Thursday, 25 October 2018: 3:15 PM
Pinnacle C (Stoweflake Mountain Resort )
Hailstorms across the United States cause more than $10 billion annually in property losses with major events exceeding $1 billion in losses. The increase in hailstorm losses has outpaced advances in detection, forecasting, and damage mitigation. The ability to forecast with any detail the maximum hail size, concentration, and the true damage potential remains a challenge. Until recently, there were limited quantitative data on hailstone strength. Hailstones were qualitatively referred to as “hard”, “soft”, or “slushy”. The strength of hail influences the amount of damage a given hailstone can produce, at a given impact kinetic energy. The strength of hail is likely function of several factors: the temperatures at which the ice grains were produced, residence time within the hail growth zone, and any imperfections that can lead to crack propagation when under compression (i.e. the interface between layered structures from alternating growth regimes, expansion cracks, large bubble features, etc.)

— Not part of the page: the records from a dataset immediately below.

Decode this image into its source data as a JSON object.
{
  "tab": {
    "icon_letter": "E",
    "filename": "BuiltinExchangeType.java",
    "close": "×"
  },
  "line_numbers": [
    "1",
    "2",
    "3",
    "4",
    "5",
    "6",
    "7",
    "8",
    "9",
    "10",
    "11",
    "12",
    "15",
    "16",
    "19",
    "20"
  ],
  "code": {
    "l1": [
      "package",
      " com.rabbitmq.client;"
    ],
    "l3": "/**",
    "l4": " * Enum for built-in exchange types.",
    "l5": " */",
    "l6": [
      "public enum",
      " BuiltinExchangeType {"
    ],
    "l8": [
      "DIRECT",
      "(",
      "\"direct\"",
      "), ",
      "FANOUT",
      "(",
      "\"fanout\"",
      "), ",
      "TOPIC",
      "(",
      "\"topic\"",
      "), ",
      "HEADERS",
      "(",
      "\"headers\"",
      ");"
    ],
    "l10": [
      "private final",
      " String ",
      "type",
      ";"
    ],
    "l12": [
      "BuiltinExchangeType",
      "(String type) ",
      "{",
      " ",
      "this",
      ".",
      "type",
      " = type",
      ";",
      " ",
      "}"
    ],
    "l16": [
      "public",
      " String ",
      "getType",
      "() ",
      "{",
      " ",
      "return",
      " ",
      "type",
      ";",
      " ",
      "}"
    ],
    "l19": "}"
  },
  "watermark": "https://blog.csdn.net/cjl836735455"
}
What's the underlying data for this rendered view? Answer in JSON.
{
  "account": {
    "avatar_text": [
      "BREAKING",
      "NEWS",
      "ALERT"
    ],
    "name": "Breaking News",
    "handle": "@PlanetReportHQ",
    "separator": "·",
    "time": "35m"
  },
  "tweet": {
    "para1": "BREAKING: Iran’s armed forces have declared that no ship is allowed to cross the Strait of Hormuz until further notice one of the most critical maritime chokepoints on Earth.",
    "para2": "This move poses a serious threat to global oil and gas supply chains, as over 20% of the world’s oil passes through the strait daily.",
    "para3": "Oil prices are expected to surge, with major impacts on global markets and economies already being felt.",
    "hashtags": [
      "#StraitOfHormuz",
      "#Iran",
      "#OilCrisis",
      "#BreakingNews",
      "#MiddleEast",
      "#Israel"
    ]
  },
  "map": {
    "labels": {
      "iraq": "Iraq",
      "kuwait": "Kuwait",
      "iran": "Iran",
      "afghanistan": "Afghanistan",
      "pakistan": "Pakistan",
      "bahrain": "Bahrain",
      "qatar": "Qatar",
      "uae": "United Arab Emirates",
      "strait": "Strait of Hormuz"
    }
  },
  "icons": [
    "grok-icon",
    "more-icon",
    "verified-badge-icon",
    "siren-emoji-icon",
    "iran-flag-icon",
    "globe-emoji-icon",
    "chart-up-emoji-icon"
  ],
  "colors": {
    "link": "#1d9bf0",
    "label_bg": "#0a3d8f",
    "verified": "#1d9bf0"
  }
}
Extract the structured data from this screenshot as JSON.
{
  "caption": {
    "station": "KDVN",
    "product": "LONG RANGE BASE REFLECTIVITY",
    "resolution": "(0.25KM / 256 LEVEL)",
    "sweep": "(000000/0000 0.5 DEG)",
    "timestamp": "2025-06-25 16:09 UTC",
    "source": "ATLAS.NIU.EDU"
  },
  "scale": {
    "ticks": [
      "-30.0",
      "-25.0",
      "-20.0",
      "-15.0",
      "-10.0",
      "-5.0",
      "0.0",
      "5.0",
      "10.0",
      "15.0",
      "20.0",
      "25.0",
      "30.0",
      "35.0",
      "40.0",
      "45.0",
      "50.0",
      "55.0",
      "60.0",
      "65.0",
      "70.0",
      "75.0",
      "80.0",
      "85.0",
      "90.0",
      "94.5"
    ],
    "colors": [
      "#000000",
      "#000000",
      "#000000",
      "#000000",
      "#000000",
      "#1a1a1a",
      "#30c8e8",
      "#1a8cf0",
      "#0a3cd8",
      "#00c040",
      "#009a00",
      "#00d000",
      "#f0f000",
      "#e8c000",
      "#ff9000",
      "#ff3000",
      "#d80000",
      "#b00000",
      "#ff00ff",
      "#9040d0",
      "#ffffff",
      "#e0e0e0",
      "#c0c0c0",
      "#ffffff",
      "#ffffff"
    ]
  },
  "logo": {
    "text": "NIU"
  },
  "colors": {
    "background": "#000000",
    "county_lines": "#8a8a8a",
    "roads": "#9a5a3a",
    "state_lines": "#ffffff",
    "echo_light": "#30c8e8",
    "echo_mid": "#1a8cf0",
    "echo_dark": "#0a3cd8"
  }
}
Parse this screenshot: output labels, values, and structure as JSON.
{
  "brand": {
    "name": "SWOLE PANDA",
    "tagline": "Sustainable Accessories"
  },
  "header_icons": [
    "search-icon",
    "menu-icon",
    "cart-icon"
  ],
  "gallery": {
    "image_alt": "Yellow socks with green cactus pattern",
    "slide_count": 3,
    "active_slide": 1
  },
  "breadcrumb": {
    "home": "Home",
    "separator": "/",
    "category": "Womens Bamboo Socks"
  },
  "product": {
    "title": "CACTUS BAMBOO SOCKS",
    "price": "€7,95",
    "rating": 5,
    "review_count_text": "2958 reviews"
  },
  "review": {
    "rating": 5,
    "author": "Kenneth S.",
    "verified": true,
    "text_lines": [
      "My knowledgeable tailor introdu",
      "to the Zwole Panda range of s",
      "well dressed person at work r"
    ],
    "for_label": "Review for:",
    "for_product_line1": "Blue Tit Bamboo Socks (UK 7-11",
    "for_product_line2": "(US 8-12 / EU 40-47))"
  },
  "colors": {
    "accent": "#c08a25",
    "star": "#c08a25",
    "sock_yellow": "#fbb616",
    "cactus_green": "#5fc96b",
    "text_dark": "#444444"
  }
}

The Insurance Institute for Business & Home Safety has performed compressive strength tests and detailed physical measurements on over 2,000 hailstones during their annual field research program from 2012-2016. This study examines thermodynamic and kinematic variables and their influence on hailstone mass-diameter relationships, axis ratios, and compressive strength. Twenty thunderstorms cases, the majority of which are supercells that contained sufficient sample sizes of hailstone strength from several locations across the hail swath were analyzed. Proximity soundings from the Rapid Refresh (RAP) archived model analysis fields were reconstructed to represent the storm inflow environment. In general, kinematic variables (i.e. shear vector, storm-relative flow) exhibited a greater correlation to mean and maximum hailstone strength than thermodynamic proxies for updraft strength.